Today businesses are more inclined towards moving their workloads to cloud to cut down the capital investments and to maximize their operational efficiency. Hosting the workloads to AWS cloud is one part and ensuring the security of the application is another that must be taken seriously. When it comes to Cloud, there is always a misunderstanding that the security will be taken care by default when you move the workloads to cloud. But this is not the case, security in cloud is a shared responsibility and the customer must make sure that preventive measures are in place to protect from ongoing threats. However, there are several services available from AWS to make sure your web application is protected. This is where AWS WAF comes into picture.
What is AWS WAF?
AWS WAF or Web Application Firewall acts as a barrier between your workloads and the internet protecting the web applications from common cyber attacks such as SQL injection or cross-site scripting. It also lets you to configure rules that allow, block, or monitor web requests based on the conditions that you define like IP address filtering, HTTP headers etc.
How does AWS WAF Work?
Instead of provisioning separate servers for managing the firewall, AWS WAF lets you integrate with the supported services. It works by inspecting the incoming traffic w.r.t the preconfigured rule sets. When an underlying service receives a request for your web application, this will get redirected to WAF which in turn checks the request to see if it complies to the preconfigured rule set. If it meets the required condition WAF will let the underlying service to accept the request otherwise it will get blocked as shown in the figure below.
How to deploy AWS WAF?
AWS WAF can be currently deployed along with the following services,
- Amazon CloudFront:
When deployed along with CloudFront, it will be part of the CDN network protecting the contents at the origin. It also ensures the protection of the resources cached at the edge locations.

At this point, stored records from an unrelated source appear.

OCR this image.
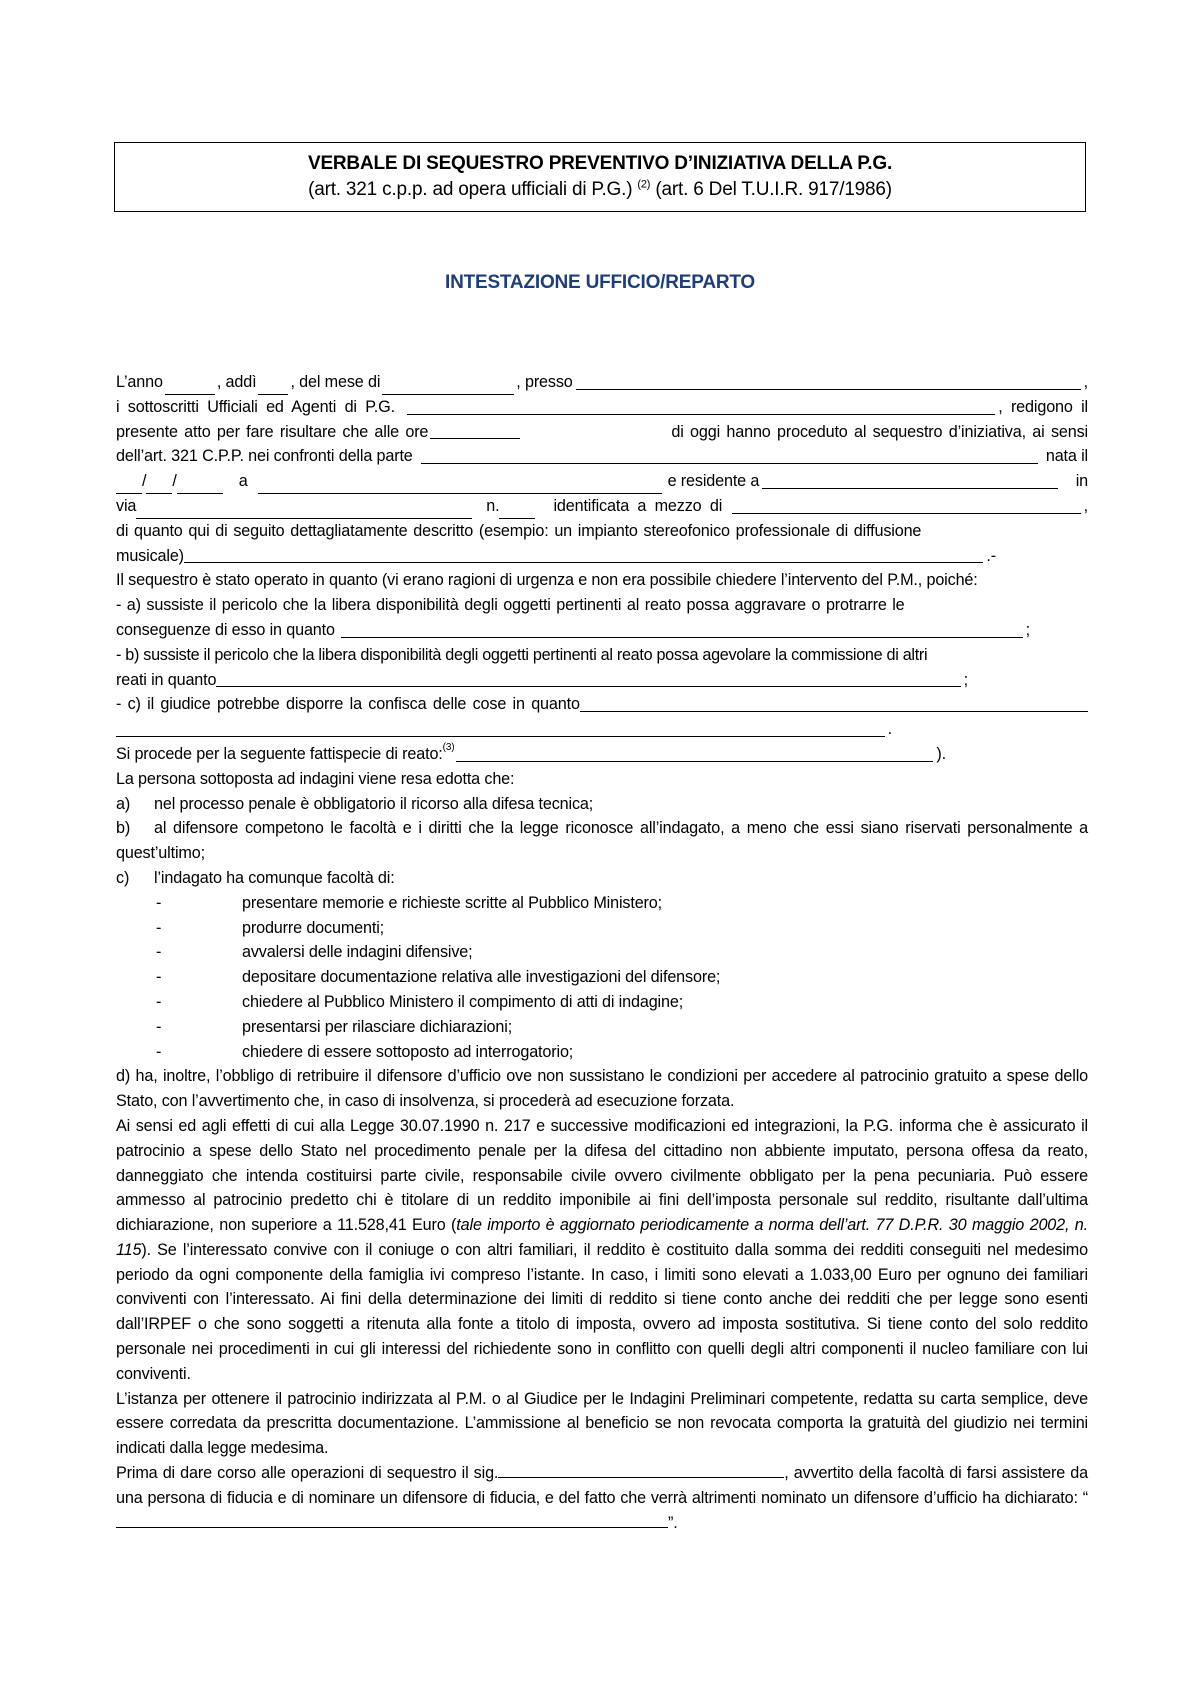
VERBALE DI SEQUESTRO PREVENTIVO D’INIZIATIVA DELLA P.G.
(art. 321 c.p.p. ad opera ufficiali di P.G.) $^{(2)}$ (art. 6 Del T.U.I.R. 917/1986)
INTESTAZIONE UFFICIO/REPARTO
L’anno	, addì , del mese di	, presso	,
i sottoscritti Ufficiali ed Agenti di P.G.	, redigono il
presente atto per fare risultare che alle ore	di oggi hanno proceduto al sequestro d’iniziativa, ai sensi
dell’art. 321 C.P.P. nei confronti della parte	nata il
/ /	a	e residente a	in
via	n.	identificata a mezzo di	,

di quanto qui di seguito dettagliatamente descritto (esempio: un impianto stereofonico professionale di diffusione

musicale)	.-

Il sequestro è stato operato in quanto (vi erano ragioni di urgenza e non era possibile chiedere l’intervento del P.M., poiché:

- a) sussiste il pericolo che la libera disponibilità degli oggetti pertinenti al reato possa aggravare o protrarre le

conseguenze di esso in quanto	;

- b) sussiste il pericolo che la libera disponibilità degli oggetti pertinenti al reato possa agevolare la commissione di altri

reati in quanto	;
- c) il giudice potrebbe disporre la confisca delle cose in quanto
.
Si procede per la seguente fattispecie di reato: (3)	).

La persona sottoposta ad indagini viene resa edotta che:

a)	nel processo penale è obbligatorio il ricorso alla difesa tecnica;
b)	al difensore competono le facoltà e i diritti che la legge riconosce all’indagato, a meno che essi siano riservati personalmente a quest’ultimo;
c)	l’indagato ha comunque facoltà di:
-	presentare memorie e richieste scritte al Pubblico Ministero;
-	produrre documenti;
-	avvalersi delle indagini difensive;
-	depositare documentazione relativa alle investigazioni del difensore;
-	chiedere al Pubblico Ministero il compimento di atti di indagine;
-	presentarsi per rilasciare dichiarazioni;
-	chiedere di essere sottoposto ad interrogatorio;

d) ha, inoltre, l’obbligo di retribuire il difensore d’ufficio ove non sussistano le condizioni per accedere al patrocinio gratuito a spese dello Stato, con l’avvertimento che, in caso di insolvenza, si procederà ad esecuzione forzata.

Ai sensi ed agli effetti di cui alla Legge 30.07.1990 n. 217 e successive modificazioni ed integrazioni, la P.G. informa che è assicurato il patrocinio a spese dello Stato nel procedimento penale per la difesa del cittadino non abbiente imputato, persona offesa da reato, danneggiato che intenda costituirsi parte civile, responsabile civile ovvero civilmente obbligato per la pena pecuniaria. Può essere ammesso al patrocinio predetto chi è titolare di un reddito imponibile ai fini dell’imposta personale sul reddito, risultante dall’ultima dichiarazione, non superiore a 11.528,41 Euro (tale importo è aggiornato periodicamente a norma dell’art. 77 D.P.R. 30 maggio 2002, n. 115). Se l’interessato convive con il coniuge o con altri familiari, il reddito è costituito dalla somma dei redditi conseguiti nel medesimo periodo da ogni componente della famiglia ivi compreso l’istante. In caso, i limiti sono elevati a 1.033,00 Euro per ognuno dei familiari conviventi con l’interessato. Ai fini della determinazione dei limiti di reddito si tiene conto anche dei redditi che per legge sono esenti dall’IRPEF o che sono soggetti a ritenuta alla fonte a titolo di imposta, ovvero ad imposta sostitutiva. Si tiene conto del solo reddito personale nei procedimenti in cui gli interessi del richiedente sono in conflitto con quelli degli altri componenti il nucleo familiare con lui conviventi.

L’istanza per ottenere il patrocinio indirizzata al P.M. o al Giudice per le Indagini Preliminari competente, redatta su carta semplice, deve essere corredata da prescritta documentazione. L’ammissione al beneficio se non revocata comporta la gratuità del giudizio nei termini indicati dalla legge medesima.

Prima di dare corso alle operazioni di sequestro il sig.	, avvertito della facoltà di farsi assistere da una persona di fiducia e di nominare un difensore di fiducia, e del fatto che verrà altrimenti nominato un difensore d’ufficio ha dichiarato: “”.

- Application Load Balancer (ALB):
When deployed along with ALB, it will protect the instances that are running behind the load balancer.
- Amazon API Gateway:
When deployed along with API Gateway, it will protect the REST API’s from web exploits.
How to setup AWS WAF?
To get started with AWS WAF we need to create a web Access Control List (ACL) and associate it with the supported services. ACL’s should contain at least one rule or can have multiple rules that we specify to either block or allow incoming requests. There is a flexibility to write your own rule sets or use managed rule groups offered by AWS and AWS Marketplace sellers. Some of the AWS managed rules are shown in the figure below.
Additionally, you can also setup Rate-based Rules that allows you to block a specific IP address/range that requests more than the specified count for a given time. E.g. We can block an IP address that is requesting more than 1000 times within a 2-minute interval.
Both Rate-based rules and regular rules can be added as part of the same rules set so it adds more flexibility to the user.
How is WAF priced?
Like the other services, AWS WAF also has a pay as you go pricing model with no upfront commitments. There are different costing components for AWS WAF as mentioned below,
- $5/Month for each web ACL created
- $1/Month for each rule that is added to the web ACL
- $0.60/Month per million requests that are processed by WAF.
There are no additional charges for using AWS Managed Rules or Rate-based rules but if you are using a third-party Managed Rules from the Market Place additional charges will be applied as described by the seller.
To summarize, it is very important for organizations to ensure that perimeter level security is in place when they move their workloads into cloud. Tightly integrated with other AWS services, AWS WAF is a no-brainer in terms of setup and has a very straight forward pricing model which makes it an easy choice for protecting your workloads on AWS cloud.